Babies get messy. They get dirty. They’ll grow out of their clothes and shoes in the blink of an eye. They generally don’t care what they’re wearing, either, so opting for used and handed down baby clothes and apparel can be the most cost effective option.Gently worn and used clothes in good, wearable condition may also be safer for babies, since multiple washings makes fabric softer over time, and free of any potentially harsh manufacturing chemicals found in new clothes on the rack. Look for secondhand baby clothes anywhere from friends to thrift shops and online shops to garage sales.You might hit Babies R Us or Gap Kids for a few pieces here and there when it comes time for family photos or dressing up for holidays. But be mindful that even if you decide to splurge on your baby at that couture baby store and splurge on a Versace onesie for your daughter (or a designer diaper bag, for that matter) don’t expect it to stay free of baby stains, drool and wear and tear just because of its price tag!

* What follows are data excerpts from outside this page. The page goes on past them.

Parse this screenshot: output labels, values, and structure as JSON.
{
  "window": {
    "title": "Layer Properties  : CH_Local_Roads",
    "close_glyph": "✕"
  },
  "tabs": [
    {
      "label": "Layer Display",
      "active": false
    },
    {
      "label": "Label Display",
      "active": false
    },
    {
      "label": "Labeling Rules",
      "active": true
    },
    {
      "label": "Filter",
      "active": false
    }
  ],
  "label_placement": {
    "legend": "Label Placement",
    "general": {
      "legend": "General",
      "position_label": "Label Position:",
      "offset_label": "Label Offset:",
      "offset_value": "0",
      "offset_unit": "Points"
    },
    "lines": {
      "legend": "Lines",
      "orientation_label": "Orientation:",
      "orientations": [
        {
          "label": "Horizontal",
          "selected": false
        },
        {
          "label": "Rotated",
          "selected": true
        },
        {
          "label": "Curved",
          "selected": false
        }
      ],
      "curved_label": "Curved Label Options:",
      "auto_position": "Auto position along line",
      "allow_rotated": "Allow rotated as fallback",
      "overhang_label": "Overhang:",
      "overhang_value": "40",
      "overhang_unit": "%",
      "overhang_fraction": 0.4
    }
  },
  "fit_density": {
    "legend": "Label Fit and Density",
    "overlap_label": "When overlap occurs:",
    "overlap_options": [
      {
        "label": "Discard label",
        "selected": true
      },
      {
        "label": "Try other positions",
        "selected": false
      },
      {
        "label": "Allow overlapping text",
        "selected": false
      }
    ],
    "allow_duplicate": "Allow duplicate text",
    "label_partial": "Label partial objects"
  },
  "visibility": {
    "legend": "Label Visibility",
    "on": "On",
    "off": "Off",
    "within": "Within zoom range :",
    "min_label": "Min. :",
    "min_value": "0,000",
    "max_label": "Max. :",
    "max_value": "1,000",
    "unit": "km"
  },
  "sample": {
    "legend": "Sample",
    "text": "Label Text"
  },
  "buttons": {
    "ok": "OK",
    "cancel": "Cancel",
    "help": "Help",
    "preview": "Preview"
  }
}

When buying used baby clothes or having a second-born inherit their older brother or sister’s garments, use your own discretion and think about your child’s needs:
Are the clothes in good, wearable condition?
Will they be too hard to clean if they get dirty?
Is it something that they can wear for a couple of seasons before growing up to a new size?
Do you need clothes for all four seasons, or, as blogger Andrea Dekker puts it, "hot" and "hotter"?
Take safety into consideration, even with secondhand clothing. Clothing previously worn may have buttons, snaps or other decorative embellishments that can become loose and risk a choking hazard. Sweater knitting that’s become loosely unraveled can also snag a baby’s fingers and toes. And like with baby gear, look for other unsafe features that may go unnoticed, like outerwear drawstrings that might cause a strangulation risk for kids; too-tight elastic bands on sleeves, legs, or waists that can restrict baby’s circulation; or sleepwear that isn’t flame resistant.Check labels on used baby clothing, since years-old garments – even in good condition – may not be manufactured up to modern safety standards.
As long as they meet safety standards, used baby room furniture, like rocking chairs, bouncy seats and changing tables, are also great hand-me-downs to have, since they’re mostly stationary, have fewer moving parts, and used less frequently than a crib or playpen. Used/handed down baby bathtubs are also acceptable if they’re clean of mildew; little ones also quickly outgrow them, too.